Wolfgang Herrndorf: Bilder deiner großen Liebe

Von Buecherdiebin

Bilder deiner großen Liebevon Wolfgang HerrndorfRowohlt, 2014144 SeitenGebundene Ausgabe: 16,95 €Taschenbuch: 9,99 €

Klappentext

Ein Mädchen steht im Hof einer Anstalt. Das Tor geht auf, das Mädchen huscht hinaus und beginnt seine Reise, durch Wälder, Felder, Dörfer und an der Autobahn entlang: «Die Sterne wandern, und ich wandre auch.» Isa heißt sie, und Isa wird den Menschen begegnen – freundlichen wie rätselhaften, schlechten wie traurigen. Einem Binnenschiffer, der vielleicht ein Bankräuber ist, einem merkwürdigen Schriftsteller, einem toten Förster, einem Fernfahrer auf Abwegen. Und auf einer Müllhalde trifft sie zwei Vierzehnjährige, einer davon, der schüchterne Blonde, gefällt ihr. An dem Roman über die verlorene, verrückte, hinreißende Isa hat Wolfgang Herrndorf bis zuletzt gearbeitet, er hat ihn selbst noch zur Veröffentlichung bestimmt. Eine romantische Wanderschaft durch Tage und Nächte; unvollendet und doch ein unvergessliches Leseerlebnis. «Ich halte das Tagebuch wie einen Kompass vor mich hin. Pappelsamen schneien um mich herum, und der süße Duft der Lichtnelken strömt durch die Nächte. Ich sehe einen Wald, aus dem vier hohe Masten aufragen über die Baumwipfel. Am Waldrand steht eine kleine Hütte, die Teil eines Wanderwegs ist, wie drei eingekastelte Zeichen verraten. Ein schwarzer Gedankenstrich, eine gelbe Schlange, ein rotes Dreieck. Mein Name.»

Inhalt in eigenen Worten

Die Jugendliche Isa (Man kennt sie bereits aus Tschick, sofern man's gelesen hat!) schlüpft  hinter einem LKW aus dem gesicherten Gelände einer psychiatrischen Anstalt.  Das Mädchen begibt sich nun ganz in Tschick-Manier auf einen Roadtrip, diesmal allerdings zu Fuß. Ohne Geld. Ohne saubere Kleidung. Ohne Schuhe. Und dabei begegnet Isa den verschiedensten Menschen: einem lüsternen LKW-Fahrer, einem Schiffer und natürlich Tschick und Maik.

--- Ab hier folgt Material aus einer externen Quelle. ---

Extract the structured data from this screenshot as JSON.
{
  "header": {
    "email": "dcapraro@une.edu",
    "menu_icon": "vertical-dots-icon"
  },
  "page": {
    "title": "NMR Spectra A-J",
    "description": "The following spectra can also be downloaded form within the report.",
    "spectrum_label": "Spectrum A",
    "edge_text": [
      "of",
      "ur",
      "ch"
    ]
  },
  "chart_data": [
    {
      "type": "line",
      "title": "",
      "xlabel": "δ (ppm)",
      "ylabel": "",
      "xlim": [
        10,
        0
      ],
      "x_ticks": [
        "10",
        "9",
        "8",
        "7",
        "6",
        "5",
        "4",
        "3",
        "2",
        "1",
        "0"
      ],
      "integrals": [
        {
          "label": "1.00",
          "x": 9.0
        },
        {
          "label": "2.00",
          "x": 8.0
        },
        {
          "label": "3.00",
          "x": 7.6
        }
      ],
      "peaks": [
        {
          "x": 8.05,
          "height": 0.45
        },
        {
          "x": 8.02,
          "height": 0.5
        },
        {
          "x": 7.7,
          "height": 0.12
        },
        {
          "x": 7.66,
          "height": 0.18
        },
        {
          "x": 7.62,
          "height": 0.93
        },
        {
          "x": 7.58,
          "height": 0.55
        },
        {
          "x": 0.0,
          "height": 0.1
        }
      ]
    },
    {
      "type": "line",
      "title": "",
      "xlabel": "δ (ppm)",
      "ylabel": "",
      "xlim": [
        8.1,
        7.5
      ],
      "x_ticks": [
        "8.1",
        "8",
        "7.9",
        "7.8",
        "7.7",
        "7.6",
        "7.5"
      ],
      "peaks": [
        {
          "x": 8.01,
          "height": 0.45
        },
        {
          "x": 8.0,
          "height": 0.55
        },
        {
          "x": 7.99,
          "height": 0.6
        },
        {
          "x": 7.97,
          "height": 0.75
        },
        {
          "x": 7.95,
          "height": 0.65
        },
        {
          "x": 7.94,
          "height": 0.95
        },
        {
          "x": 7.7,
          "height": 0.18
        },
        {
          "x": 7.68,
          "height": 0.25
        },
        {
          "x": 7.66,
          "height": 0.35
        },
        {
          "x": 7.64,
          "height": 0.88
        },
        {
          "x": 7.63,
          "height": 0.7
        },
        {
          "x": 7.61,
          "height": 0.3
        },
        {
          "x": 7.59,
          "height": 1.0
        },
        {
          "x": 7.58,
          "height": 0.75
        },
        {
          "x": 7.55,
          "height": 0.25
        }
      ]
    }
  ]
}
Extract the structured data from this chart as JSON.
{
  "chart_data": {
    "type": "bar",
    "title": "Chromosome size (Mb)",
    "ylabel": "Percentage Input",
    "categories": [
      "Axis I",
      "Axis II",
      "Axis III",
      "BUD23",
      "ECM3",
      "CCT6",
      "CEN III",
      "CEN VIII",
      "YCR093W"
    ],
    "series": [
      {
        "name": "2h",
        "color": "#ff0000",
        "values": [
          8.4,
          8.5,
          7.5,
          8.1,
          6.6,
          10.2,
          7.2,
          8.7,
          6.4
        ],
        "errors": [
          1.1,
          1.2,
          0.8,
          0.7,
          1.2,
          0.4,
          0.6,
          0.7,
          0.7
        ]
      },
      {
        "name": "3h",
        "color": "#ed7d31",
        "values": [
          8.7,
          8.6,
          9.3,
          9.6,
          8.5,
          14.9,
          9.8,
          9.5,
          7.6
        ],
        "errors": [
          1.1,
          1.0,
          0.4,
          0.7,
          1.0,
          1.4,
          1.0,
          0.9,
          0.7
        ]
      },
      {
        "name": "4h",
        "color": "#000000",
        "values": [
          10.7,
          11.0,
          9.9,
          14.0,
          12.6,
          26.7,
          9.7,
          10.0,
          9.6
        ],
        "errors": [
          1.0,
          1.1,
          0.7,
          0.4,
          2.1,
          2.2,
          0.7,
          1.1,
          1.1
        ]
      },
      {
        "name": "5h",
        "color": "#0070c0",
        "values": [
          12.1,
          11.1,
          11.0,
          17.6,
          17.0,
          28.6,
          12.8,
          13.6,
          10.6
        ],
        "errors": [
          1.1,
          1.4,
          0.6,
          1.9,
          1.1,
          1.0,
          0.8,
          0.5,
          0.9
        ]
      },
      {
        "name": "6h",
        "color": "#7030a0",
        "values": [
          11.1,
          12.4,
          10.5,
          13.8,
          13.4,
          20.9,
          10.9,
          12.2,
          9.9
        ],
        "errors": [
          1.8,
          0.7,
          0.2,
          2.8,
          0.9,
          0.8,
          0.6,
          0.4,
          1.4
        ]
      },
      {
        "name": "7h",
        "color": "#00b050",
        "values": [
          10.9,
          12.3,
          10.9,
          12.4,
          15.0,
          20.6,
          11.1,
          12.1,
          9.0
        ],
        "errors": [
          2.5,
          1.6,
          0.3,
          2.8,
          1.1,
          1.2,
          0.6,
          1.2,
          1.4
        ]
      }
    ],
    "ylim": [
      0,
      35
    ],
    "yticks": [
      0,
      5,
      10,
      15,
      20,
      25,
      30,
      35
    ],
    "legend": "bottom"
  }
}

Dabei lernen wir die verworrene Geschichte Isas kennen, ohne so richtig zu wissen, was nun der Wahrheit entspricht und was nicht.

Meinung

Bereits der erste Absatz des Romans hat mich in den Bann von Herrndorfs Sprache gezogen. 
Verrückt sein heißt ja auch nur, dass man verrückt ist, und nicht bescheiert. Weil das viele Leute denken, dass die superkomplett bescheuert sind, die Verrückten, nur weil sie komisch rumlaufen und schreien und auf den Gehweg kacken und was nicht alles. Und das ist ja auch so. Aber so fühlt es sich nicht an, jedenfalls nicht von innen, jedenfalls nicht immer.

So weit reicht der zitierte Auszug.